Now it is quite obvious that there is quite a bit of energy down at 100 HZ, the fundamental frequency, but also smaller components at 300 Hz and 500 Hz; about one third, and one fifth respectively. The Fourier transform has allowed us to break down the complicated periodic signal x(t) into a representation that shows its frequency-domain make up! In this way, we know the “recipe” of the original signal is a whole lot of 100 Hz sine wave, with a few dashes of 300 Hz, and a pinch of 500 Hz.

Compare the Fourier transform plot to the series plot above. See that they are very similar. The Fourier transform plot gives the impression that there is energy content at frequencies between 100 Hz and 300 Hz, 300 Hz and 500 Hz, and elsewhere when in fact there isn’t. This is a byproduct of the trade-off between sampling frequency and accuracy in the Fourier transform.
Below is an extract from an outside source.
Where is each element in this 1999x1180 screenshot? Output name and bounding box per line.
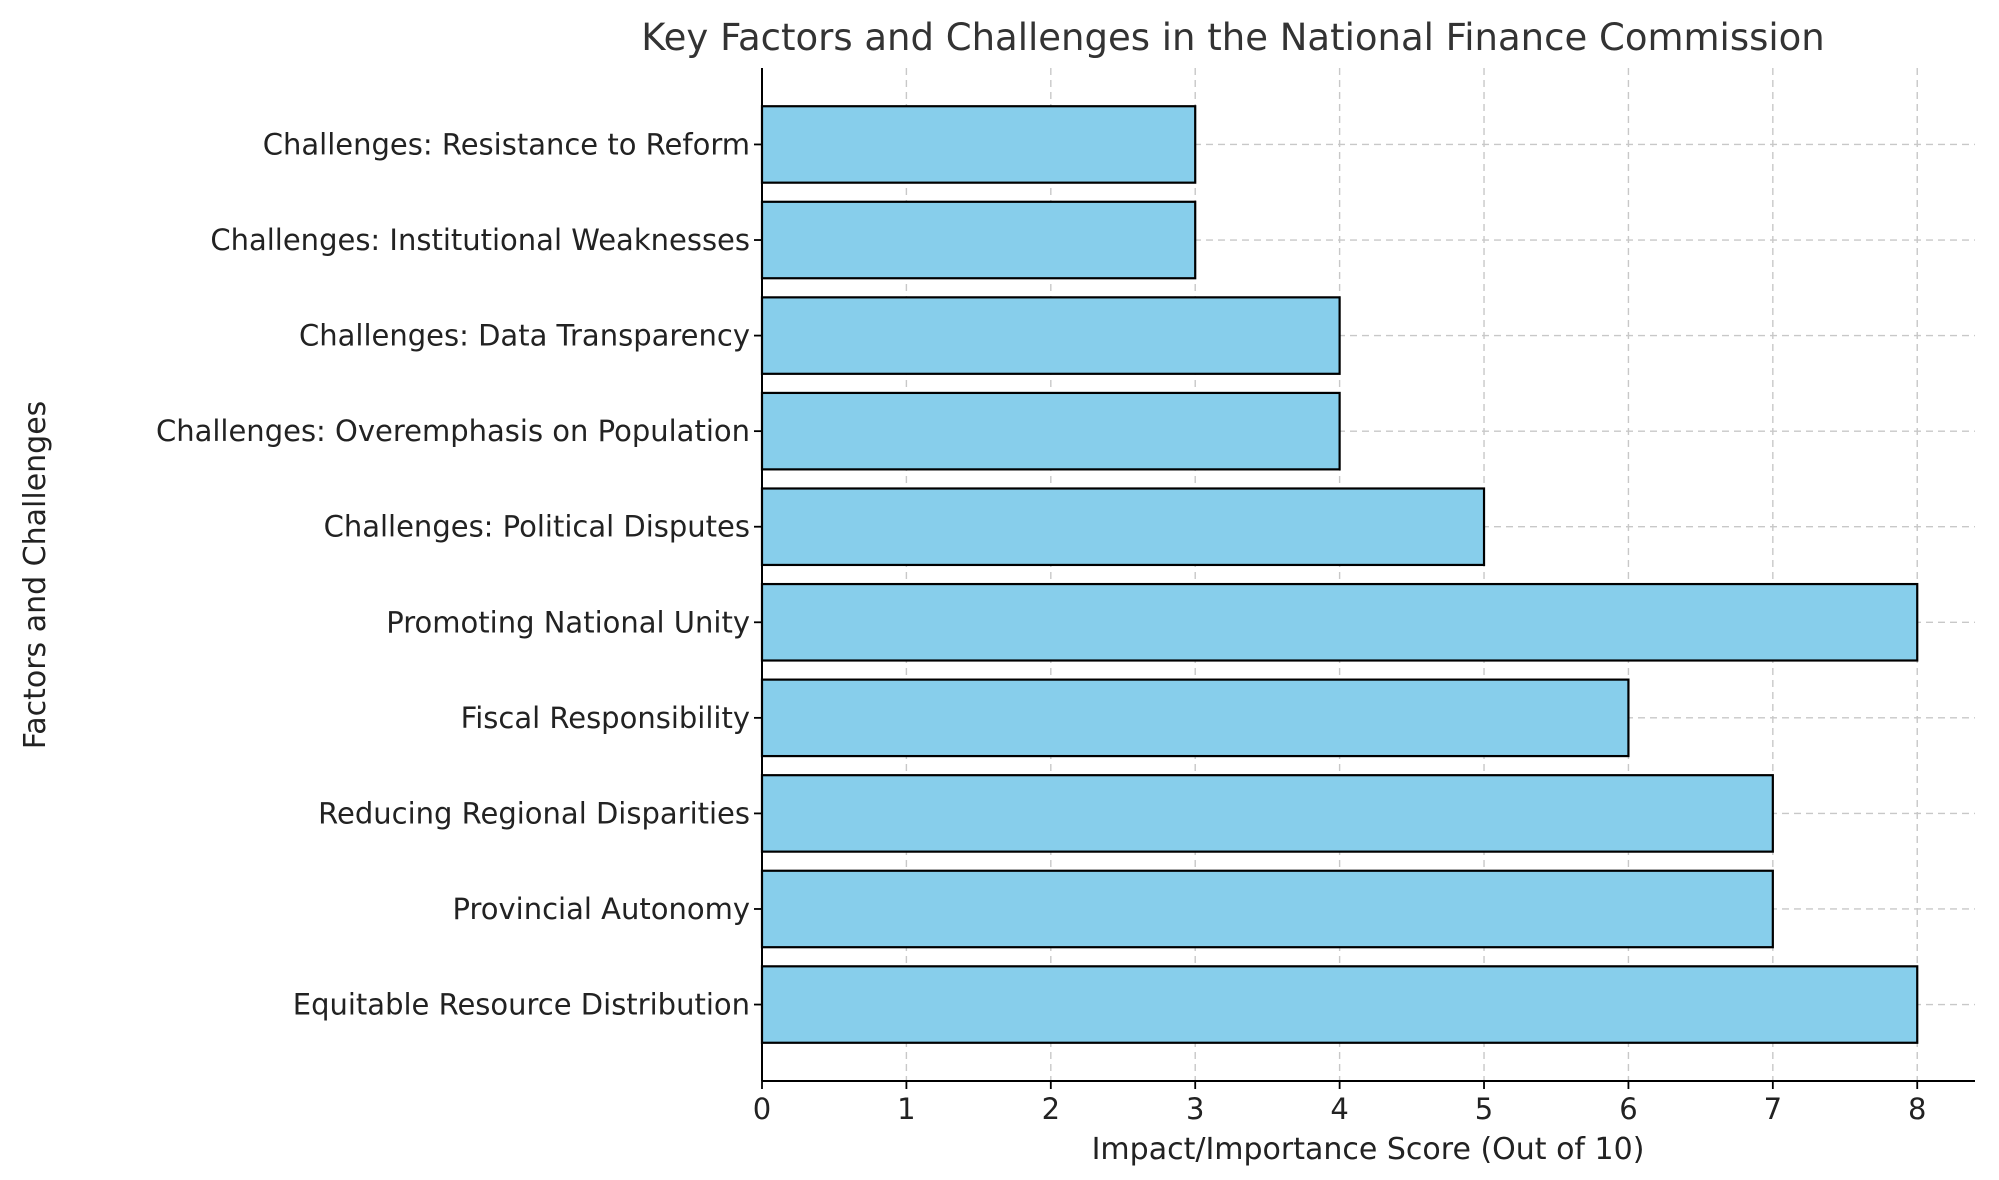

This transform is a ubiquitous tool of analysis in science, engineering and mathematics. It allows investigation into very complicated phenomena that evolve over time and/or space. It is difficult to overstate how ubiquitous the Fourier transform is in the STEM fields and even beyond. It is used to pick apart population data in censuses and animal populations, find patterns in financial trade data, find optimal geometries for grand theatres, and more.

Parseval’s Theorem

One detour worth talking about is Parseval’s theorem. Due to the unitary property of the Fourier transformation, the following identity holds:

\int_{-\infty}^{\infty} |x(t)|^2 \; dt = \int_{-\infty}^{\infty} |X(2\pi f)|^2 \; df

This is to say, Parseval’s theorem gives the relationship between the integration of the squared function in time with the integration of the squared spectrum in frequency. Respectively, they yield the total energy of a signal by summing power-per-sample across time, or spectral power over frequency. Using Parseval’s theorem was actually a valid, tested solution to the whole project and resulted in a very concise program with the help of the NumPy. However, one purpose of the Music Lights project was to learn about digital filtering, hence we move forward to the next section!

Filtering

In the context of the Music Lights project, I was interested in extracting the relative magnitudes of three frequency ranges in the audio stream. In other words, I wanted to create a system that could make a distinction between the bass, mid-tones, and high pitch components of music and make decisions based on the amount of energy in each band. In this way, red lights could strobe away to the bass line of a song, while green would represent the typical vocal range of the artist while blue would flash with the strike of the high-hat.